D’Arminges et Olivain les attendaient; ils remontèrent à cheval, et tous quatre partirent au trot, suivant le chemin à l’extrémité duquel avaient déjà disparu Raoul et son compagnon.

Au moment où le gouverneur et son escorte disparaissaient à leur tour, un nouveau voyageur s’arrêtait devant le seuil de l’auberge.

– Que désire monsieur? dit l’hôte, encore pâle et tremblant de la découverte qu’il venait de faire.

Le voyageur fit le signe d’un homme qui boit, et, mettant pied à terre, montra son cheval et fit le signe d’un homme qui frotte.

– Ah diable! se dit l’hôte, il paraît que celui-ci est muet.

– Et où voulez-vous boire? demanda-t-il.

– Ici, dit le voyageur en montrant une table.

– Je me trompais, dit l’hôte, il n’est pas tout à fait muet.

Et il s’inclina, alla chercher une bouteille de vin et des biscuits, qu’il posa devant son taciturne convive.

– Monsieur ne désire pas autre chose? demanda-t-il.

– Si fait, dit le voyageur.

– Que désire monsieur?

– Savoir si vous avez vu passer un jeune gentilhomme de quinze ans, monté sur un cheval alezan et suivi d’un laquais.

– Le vicomte de Bragelonne? dit l’hôte.

– Justement.

– Alors c’est vous qui vous appelez M. Grimaud?

Le voyageur fit signe que oui.

– Eh bien! dit l’hôte, votre jeune maître était ici il n’y a qu’un quart d’heure; il dînera à Mazingarbe et couchera à Cambrin.

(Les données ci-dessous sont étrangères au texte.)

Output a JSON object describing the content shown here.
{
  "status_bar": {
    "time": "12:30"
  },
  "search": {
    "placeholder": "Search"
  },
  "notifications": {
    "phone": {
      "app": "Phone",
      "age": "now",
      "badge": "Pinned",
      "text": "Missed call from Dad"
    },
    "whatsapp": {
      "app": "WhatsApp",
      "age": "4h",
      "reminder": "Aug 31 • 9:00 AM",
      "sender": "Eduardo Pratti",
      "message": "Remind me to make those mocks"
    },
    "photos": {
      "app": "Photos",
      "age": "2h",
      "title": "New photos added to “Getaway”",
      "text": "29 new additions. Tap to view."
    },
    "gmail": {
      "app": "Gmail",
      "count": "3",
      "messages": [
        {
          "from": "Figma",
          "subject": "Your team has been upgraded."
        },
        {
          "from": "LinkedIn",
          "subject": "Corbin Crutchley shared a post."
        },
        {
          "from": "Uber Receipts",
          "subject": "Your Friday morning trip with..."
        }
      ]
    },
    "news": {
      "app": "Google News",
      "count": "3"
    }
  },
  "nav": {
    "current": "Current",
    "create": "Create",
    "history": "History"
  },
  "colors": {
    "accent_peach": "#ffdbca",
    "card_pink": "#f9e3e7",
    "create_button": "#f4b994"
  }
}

– Combien d’ici à Mazingarbe?

– Deux lieues et demie.

– Merci.

Grimaud, assuré de rencontrer son jeune maître avant la fin du jour, parut plus calme, s’essuya le front et se versa un verre de vin, qu’il but silencieusement.

Il venait de poser son verre sur la table et se disposait à le remplir une seconde fois, lorsqu’un cri terrible partit de la chambre où étaient le moine et le mourant.

Grimaud se leva tout debout.

– Qu’est-ce que cela, dit-il, et d’où vient ce cri?

– De la chambre du blessé, dit l’hôte.

– Quel blessé? demanda Grimaud.

– L’ancien bourreau de Béthune, qui vient d’être assassiné par les partisans espagnols, qu’on a apporté ici, et qui se confesse en ce moment à un frère augustin: il paraît qu’il souffre bien.

– L’ancien bourreau de Béthune? murmura Grimaud rappelant ses souvenirs… un homme de cinquante-cinq à soixante ans, grand, vigoureux, basané, cheveux et barbe noirs?

– C’est cela, excepté que sa barbe a grisonné et que ses cheveux ont blanchi. Le connaissez-vous? demanda l’hôte.

– Je l’ai vu une fois, dit Grimaud, dont le front s’assombrit au tableau que lui présentait ce souvenir.

La femme était accourue toute tremblante.

– As-tu entendu? dit-elle à son mari.

– Oui, répondit l’hôte en regardant avec inquiétude du côté de la porte.

En ce moment, un cri moins fort que le premier, mais suivi d’un gémissement long et prolongé, se fit entendre.

Les trois personnages se regardèrent en frissonnant.

– Il faut voir ce que c’est, dit Grimaud.

– On dirait le cri d’un homme qu’on égorge, murmura l’hôte.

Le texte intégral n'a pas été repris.